For cleaning and sterilizing instruments, heavy rubber utility gloves are used.
What are Universal Precautions?
Universal precautions, used for every patient, are safety procedures established by the Centers for Disease Control and Prevention (CDC) and the American Dental Association (ADA). These precautions require all dental staff involved in patient care to use appropriate protective wear, such as gloves, masks and eyewear.
Do dentists sterilize the handpiece (drill) and other instruments after each patient?
Dentists sterilize handpieces and other instruments between patients to prevent the transmission of diseases. Dental offices follow and monitor specific heat-sterilization procedures, which are outlined by the CDC and the ADA.
- To start with, all instruments are placed in an ultrasonic cleaner for 15 minutes.
- All of the instruments are dried, wrapped or packaged with internal monitors for each set of instruments, to indicate that each set has been properly processed.
- Most dental instruments are sterilized in special machines; it takes much more than just soap and water to make sure instruments are free of bacteria. Recommended sterilization methods include placing these tools into an autoclave (steam under pressure), a dry-heat oven or chemical vapor (commonly called a chemiclave). Sunnyvale Dental Care uses steam autoclave for 40 minutes. Our sterilizer is tested for effectiveness on a weekly basis, according to CDC guidelines.
- The instrument packages are dated and kept in a safe place to maintain the sterility till the time of use.

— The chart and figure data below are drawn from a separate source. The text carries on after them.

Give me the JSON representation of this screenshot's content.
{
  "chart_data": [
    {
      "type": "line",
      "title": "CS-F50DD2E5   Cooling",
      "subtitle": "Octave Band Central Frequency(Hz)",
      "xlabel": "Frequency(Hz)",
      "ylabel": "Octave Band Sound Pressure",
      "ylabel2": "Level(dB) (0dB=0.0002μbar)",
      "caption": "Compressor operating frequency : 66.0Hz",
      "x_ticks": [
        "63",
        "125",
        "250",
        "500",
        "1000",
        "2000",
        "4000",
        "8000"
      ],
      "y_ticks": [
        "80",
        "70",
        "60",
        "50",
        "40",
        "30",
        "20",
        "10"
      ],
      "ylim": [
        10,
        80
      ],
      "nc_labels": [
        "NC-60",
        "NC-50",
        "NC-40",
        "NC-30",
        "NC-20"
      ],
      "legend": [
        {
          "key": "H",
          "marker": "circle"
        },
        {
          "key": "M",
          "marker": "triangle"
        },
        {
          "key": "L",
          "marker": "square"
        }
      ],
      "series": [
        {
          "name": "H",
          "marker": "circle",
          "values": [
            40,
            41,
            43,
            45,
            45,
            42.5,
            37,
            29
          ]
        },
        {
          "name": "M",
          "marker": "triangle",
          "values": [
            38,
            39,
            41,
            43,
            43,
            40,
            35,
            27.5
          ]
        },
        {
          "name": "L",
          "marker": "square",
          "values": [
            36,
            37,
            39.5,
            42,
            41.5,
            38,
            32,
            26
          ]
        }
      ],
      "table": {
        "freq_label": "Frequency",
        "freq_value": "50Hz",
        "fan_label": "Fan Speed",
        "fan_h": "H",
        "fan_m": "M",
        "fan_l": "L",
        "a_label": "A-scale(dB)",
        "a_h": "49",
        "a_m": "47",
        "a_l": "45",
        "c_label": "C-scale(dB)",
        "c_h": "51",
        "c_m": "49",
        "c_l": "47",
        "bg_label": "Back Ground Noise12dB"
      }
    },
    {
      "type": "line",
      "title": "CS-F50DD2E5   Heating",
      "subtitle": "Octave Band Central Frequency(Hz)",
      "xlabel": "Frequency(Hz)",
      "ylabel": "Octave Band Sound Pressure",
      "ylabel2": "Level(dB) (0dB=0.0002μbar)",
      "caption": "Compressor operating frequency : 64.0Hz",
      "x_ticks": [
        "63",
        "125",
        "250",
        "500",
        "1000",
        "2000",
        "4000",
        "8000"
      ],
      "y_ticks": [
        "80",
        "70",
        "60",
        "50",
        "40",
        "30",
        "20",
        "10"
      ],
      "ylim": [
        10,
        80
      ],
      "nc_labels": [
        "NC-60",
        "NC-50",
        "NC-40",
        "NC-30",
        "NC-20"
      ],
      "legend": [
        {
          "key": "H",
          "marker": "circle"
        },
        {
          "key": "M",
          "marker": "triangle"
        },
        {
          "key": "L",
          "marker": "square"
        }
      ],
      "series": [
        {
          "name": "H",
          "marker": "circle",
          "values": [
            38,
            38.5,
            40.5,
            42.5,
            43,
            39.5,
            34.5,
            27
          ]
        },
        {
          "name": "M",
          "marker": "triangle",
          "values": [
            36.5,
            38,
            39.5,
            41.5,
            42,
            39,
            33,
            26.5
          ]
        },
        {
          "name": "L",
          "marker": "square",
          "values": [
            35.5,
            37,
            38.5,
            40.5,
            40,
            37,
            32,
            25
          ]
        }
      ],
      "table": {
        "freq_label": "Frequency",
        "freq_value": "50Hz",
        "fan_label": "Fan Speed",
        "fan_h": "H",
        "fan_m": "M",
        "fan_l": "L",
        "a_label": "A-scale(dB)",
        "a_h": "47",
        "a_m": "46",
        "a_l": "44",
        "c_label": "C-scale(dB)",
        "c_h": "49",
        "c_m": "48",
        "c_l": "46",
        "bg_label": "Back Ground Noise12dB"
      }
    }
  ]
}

How are other objects sterilized?
Before you enter the examination room, all surfaces, such as the dental chair, drawer handles and countertops are disinfected. To sterilize equipment that can’t be moved, such as X-ray units and countertops, disinfectant is applied after each patient to ensure a germ-free environment. Some offices may drape this equipment with protective covers, which are replaced after each patient. Disposable sharp items, such as needles, that cannot be sterilized are disposed of in puncture-resistant biohazard containers. Anything contaminated with blood or saliva is disposed of in special containers with safety lids.
Infection control and universal precautions protect patients and staff alike. Everyone benefits from rigorous infection control — you, your dentist, and the dental team. The cornerstone in a good and safe dental practice is the element of trust. You should feel free to discuss this topic with Dr. Gupta and receive a straightforward answer. You can ask our staff to show our sterilization room and how we sterilize our instruments.